Répercussions sur les jeunes travailleurs
Les jeunes travailleurs sont particulièrement vulnérables face à cette décision de l’administration fiscale. En effet, l’obligation de payer l’IRPF sur les 50 euros supplémentaires entraînera une perte nette importante dans leurs salaires. Selon les estimations, sur cette augmentation mensuelle, ils ne toucheront en réalité qu’un peu plus de 28 euros, tandis qu’environ 22 euros seront retenus par l’administration fiscale.
Profil des contribuables concernés
Le groupe le plus affecté par cette décision est celui des travailleurs célibataires sans enfants. Cela représente environ 540 000 salariés sur les plus de 2,7 millions qui perçoivent le SMIC. Ce groupe se caractérise par un minimum personnel de 5 550 euros, le plus bas du barème de l’impôt.

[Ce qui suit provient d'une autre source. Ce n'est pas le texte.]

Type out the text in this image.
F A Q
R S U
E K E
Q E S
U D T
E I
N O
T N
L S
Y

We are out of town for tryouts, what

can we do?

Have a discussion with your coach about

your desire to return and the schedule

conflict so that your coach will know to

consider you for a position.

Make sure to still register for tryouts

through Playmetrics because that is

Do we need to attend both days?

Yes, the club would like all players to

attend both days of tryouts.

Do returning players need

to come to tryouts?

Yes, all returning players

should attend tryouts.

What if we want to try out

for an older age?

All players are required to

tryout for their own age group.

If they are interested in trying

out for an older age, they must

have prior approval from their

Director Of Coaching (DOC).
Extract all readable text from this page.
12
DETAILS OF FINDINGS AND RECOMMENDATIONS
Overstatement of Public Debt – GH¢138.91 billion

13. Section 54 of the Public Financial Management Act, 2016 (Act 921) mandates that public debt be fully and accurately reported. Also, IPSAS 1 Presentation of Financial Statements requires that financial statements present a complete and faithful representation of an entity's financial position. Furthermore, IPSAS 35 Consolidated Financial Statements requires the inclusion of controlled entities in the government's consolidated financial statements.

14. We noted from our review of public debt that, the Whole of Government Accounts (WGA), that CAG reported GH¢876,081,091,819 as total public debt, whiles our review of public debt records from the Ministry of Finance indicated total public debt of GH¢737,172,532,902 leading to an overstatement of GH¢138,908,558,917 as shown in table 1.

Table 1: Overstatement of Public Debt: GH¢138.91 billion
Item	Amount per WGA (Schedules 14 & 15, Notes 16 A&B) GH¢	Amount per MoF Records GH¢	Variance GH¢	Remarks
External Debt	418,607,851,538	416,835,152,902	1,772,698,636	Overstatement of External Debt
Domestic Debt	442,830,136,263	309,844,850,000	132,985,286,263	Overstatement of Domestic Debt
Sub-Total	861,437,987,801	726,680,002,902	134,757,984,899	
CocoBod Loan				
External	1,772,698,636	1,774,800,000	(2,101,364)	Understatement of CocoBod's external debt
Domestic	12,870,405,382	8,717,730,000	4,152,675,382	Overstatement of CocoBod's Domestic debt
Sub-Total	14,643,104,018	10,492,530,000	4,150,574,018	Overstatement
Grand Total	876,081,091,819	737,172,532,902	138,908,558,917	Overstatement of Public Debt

Pour d’autres catégories de contribuables, l’impact sera mitigé. Par exemple, un salarié ayant un enfant de moins de trois ans ne sera pas soumis à retenue fiscale, tandis qu’un contribuable avec un enfant plus âgé verra une réduction mensuelle de son salaire de seulement 43 euros.
La situation financière des jeunes
Cette mesure risque d’aggraver la situation économique des jeunes travailleurs, dont les salaires sont déjà faibles. En 2023, les moins de 24 ans touchaient en moyenne 1 387 euros par mois, selon l’Institut national de la statistique. Leur capacité à se loger et à s’indépendantiser est également mise à mal, beaucoup d’entre eux consacrant jusqu’à 60 % de leur revenu à leur loyer.
Justifications du gouvernement
Le gouvernement a justifié sa décision en affirmant que la majorité des travailleurs au SMIC continueront à ne pas être imposés. De plus, il a été signalé qu’aucune modification du seuil de non-imposition de l’IRPF n’était prévue. Pour que les salariés au SMIC ne soient pas soumis à une retenue, le seuil de revenu aurait dû être relevé à 16 576 euros, une mesure que le gouvernement n’a pas choisie d’appliquer.